Britain is the latest to recommit itself to the energy source, with its government announcing support Thursday for the construction of new nuclear power plants. Nuclear power plants produce about 20 percent of Britain's electricity, but all but one are due to close by 2023.

Some countries hopping on the nuclear bandwagon have abysmal industrial safety records and corrupt ways that give many pause for thought.

China has 11 nuclear plants and plans to bring more than 30 others online by 2020. A Massachusetts Institute of Technology report projects that China may need to add as many as 200 reactors by 2050.

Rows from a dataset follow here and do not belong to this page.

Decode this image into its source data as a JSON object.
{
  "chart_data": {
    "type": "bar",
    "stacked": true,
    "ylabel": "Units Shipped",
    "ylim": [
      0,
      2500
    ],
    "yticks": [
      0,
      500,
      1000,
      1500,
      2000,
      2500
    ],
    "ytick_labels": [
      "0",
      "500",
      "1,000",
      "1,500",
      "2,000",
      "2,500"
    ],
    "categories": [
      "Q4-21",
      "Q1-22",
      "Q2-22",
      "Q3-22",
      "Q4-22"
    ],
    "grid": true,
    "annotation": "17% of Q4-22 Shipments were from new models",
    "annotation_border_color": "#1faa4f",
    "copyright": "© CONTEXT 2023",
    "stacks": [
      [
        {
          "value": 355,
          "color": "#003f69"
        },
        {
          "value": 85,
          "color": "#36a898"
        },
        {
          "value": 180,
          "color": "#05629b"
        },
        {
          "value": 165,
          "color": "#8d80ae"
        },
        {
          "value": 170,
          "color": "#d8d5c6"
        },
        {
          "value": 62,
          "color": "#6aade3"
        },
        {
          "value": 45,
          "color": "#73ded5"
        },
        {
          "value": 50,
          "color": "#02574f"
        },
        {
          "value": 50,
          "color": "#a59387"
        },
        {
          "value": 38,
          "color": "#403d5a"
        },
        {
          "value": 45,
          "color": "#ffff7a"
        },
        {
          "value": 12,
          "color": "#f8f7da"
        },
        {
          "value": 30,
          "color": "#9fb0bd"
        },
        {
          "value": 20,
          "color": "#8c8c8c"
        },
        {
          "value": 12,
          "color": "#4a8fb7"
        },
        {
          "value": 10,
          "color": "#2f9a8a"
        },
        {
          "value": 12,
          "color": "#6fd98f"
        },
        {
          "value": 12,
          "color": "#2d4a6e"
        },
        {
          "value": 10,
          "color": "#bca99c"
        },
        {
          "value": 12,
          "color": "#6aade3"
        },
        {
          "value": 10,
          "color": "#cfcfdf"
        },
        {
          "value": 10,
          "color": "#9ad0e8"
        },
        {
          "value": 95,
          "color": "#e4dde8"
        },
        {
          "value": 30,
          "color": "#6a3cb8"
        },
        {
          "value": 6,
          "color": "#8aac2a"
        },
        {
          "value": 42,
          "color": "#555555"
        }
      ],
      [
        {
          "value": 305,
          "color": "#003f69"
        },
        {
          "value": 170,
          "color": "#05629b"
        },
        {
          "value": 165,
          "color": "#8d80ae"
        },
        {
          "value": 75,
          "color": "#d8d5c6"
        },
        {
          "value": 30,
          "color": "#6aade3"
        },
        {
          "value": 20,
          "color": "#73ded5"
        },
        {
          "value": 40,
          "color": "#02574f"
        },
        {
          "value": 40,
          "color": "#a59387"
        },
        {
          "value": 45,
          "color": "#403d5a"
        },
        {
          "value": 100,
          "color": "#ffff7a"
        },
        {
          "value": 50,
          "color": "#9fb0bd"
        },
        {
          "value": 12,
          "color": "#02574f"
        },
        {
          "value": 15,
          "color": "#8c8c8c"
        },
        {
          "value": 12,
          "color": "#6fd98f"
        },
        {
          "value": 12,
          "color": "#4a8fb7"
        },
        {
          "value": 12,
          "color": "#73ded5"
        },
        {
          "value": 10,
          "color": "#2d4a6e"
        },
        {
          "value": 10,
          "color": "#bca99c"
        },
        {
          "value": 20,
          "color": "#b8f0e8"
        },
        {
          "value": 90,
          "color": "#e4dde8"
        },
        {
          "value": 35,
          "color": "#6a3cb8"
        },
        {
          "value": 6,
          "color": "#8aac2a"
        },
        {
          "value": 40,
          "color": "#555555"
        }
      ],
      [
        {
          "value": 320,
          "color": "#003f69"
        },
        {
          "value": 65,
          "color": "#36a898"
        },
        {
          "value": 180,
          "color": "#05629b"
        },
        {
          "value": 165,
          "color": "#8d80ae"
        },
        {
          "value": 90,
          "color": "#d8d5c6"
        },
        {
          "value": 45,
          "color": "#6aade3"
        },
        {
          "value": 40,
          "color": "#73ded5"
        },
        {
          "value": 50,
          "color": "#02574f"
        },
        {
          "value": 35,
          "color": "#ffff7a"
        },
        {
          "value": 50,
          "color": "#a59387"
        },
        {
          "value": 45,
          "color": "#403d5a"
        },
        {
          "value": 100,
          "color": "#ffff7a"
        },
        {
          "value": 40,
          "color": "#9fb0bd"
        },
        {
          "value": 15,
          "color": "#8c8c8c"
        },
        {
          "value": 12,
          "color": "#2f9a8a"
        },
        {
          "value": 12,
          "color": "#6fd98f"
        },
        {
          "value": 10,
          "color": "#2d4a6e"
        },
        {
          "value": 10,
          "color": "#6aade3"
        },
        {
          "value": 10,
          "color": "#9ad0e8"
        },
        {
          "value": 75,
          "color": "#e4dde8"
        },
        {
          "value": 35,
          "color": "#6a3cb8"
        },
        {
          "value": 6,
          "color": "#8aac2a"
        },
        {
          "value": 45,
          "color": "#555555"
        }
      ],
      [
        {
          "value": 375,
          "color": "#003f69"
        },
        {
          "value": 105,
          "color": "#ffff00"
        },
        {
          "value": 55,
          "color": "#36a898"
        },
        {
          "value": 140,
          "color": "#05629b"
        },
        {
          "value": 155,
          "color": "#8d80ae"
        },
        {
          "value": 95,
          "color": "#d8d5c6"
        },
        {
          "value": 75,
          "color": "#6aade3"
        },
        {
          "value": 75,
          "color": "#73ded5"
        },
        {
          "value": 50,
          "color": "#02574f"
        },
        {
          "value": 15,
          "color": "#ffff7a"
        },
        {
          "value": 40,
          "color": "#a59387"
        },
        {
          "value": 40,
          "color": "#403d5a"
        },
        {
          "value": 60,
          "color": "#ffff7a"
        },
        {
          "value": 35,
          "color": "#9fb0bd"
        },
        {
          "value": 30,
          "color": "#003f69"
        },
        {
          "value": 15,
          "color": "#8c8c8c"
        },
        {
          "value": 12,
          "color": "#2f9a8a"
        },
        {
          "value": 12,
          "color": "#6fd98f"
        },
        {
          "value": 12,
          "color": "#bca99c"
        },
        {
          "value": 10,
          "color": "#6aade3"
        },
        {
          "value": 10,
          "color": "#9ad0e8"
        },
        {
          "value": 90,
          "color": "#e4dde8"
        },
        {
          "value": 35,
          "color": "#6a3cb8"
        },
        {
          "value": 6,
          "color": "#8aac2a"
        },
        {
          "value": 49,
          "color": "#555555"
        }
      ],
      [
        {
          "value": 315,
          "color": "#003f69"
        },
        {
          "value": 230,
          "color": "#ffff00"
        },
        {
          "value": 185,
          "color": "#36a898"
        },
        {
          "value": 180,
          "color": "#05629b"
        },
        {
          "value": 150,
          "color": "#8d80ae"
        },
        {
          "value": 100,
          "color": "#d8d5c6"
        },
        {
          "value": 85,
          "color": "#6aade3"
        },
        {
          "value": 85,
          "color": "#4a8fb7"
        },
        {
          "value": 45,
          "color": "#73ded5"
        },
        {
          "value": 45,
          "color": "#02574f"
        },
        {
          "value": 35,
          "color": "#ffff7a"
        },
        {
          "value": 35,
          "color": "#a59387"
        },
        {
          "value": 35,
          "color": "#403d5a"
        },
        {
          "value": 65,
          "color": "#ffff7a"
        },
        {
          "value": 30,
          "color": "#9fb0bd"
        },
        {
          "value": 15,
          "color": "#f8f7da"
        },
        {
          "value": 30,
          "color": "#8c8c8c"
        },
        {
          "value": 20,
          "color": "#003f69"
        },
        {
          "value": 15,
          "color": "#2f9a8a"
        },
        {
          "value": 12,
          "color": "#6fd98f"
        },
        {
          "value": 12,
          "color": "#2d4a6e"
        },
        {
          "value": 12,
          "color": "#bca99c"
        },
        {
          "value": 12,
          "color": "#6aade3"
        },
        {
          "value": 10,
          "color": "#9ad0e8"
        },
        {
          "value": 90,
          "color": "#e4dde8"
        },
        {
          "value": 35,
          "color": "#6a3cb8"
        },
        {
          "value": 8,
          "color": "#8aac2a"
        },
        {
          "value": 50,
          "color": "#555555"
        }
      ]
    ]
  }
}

Of the more than 100 nuclear reactors now being built, planned or on order, about half are in China, India and other developing nations. Argentina, Brazil and South Africa plan to expand existing programs, and Vietnam, Thailand, Egypt and Turkey are among the countries considering building their first reactors.

The concerns are hardly limited to developing countries. Japan's nuclear power industry has yet to recover from revelations five years ago of dozens of cases of false reporting on the inspections of nuclear reactor cracks.

The Swedish operators of a German reactor came under fire last summer for delays in informing the public about a fire at the plant. Also, a potentially disastrous partial breakdown of a Bulgarian nuclear plant's emergency shutdown mechanism in 2006 went unreported for two months until whistleblowers made it public.

Haunted By Chernobyl

Nuclear transparency will be an even greater problem for countries such as China that have tight government controls on information. Those who mistrust the current nuclear revival are still haunted by the 1986 meltdown of the Chernobyl reactor and the Soviet Union's attempts to hide the full extent of the catastrophe. Further back in the collective memory is the partial meltdown at Three Mile Island in Pennsylvania in 1979.

The revival, the International Atomic Energy Agency projects, means that nuclear energy could nearly double within two decades to 691 gigawatts - 13.3 percent of all electricity generated.

"We are facing a nuclear renaissance," Anne Lauvergeon, chief executive of the French nuclear energy company Areva, told an energy conference. "Nuclear's not the devil any more. The devil is coal."

Philippe Jamet, director of nuclear installation safety at the International Atomic Energy Agency, describes the industry's record as "second to none." Still, he says that countries new to or still learning about nuclear power "have to move down the learning curve, and they will learn from their mistakes."

The Vienna-based IAEA, a U.N. body, was set up in 1957 in large part to limit such trial and error, providing quality controls and expertise to countries with nuclear programs and overseeing pacts binding them to high safety standards.

The agency, however, is already stretched with monitoring Iran and North Korea over their suspected nuclear arms programs, and IAEA chief Mohamed ElBaradei says his organization cannot be the main guarantor of safety. The primary responsibility, he says, rests with the operators of a nuclear facility and their government.

Developing nations insist they are ready for the challenge, but worries persist that bad habits of the past could reflect on nuclear operational safety.

In China, for instance, thousands die annually in the world's most dangerous coal mines and thousands more in fires, explosions and other accidents often blamed on insufficient safety equipment and workers ignoring safety rules.

Countries with nuclear power are obligated to report all incidents to the IAEA. A study by Tampere University of Technology in Finland, however, said most Asian governments vastly underreport industrial accidents to the U.N.'s International Labor Organization - fewer than 1 percent in China's case.

"Are there special concerns about the developing world? The answer is definitely yes," said Carl Thayer, a Southeast Asia expert with the Australian Defense Force Academy.

Corrupt officials in licensing and supervisory agencies in the region could undermine the best of IAEA guidelines and oversight, Thayer said.

Waste Storage Is Another Problem

Permanent storage of radioactive waste is another major problem, as is shutting nuclear plants that are no longer safe.

In China, permanent dump sites are not expected to be operational before 2040, according to the U.S. Department of Energy. So China, like India, stores the waste in temporary sites, usually close to reactors, where it is more vulnerable to theft and poses a greater environmental danger.

Nuclear proponents say new generations of reactors now on the drawing boards come with better fail-safe mechanisms and fewer moving parts.

Hans-Holger Rogner, head of the IAEA's planning and economic studies section, said, however, that he is "suspicious when people say the next reactor generation will be safer than the one we have."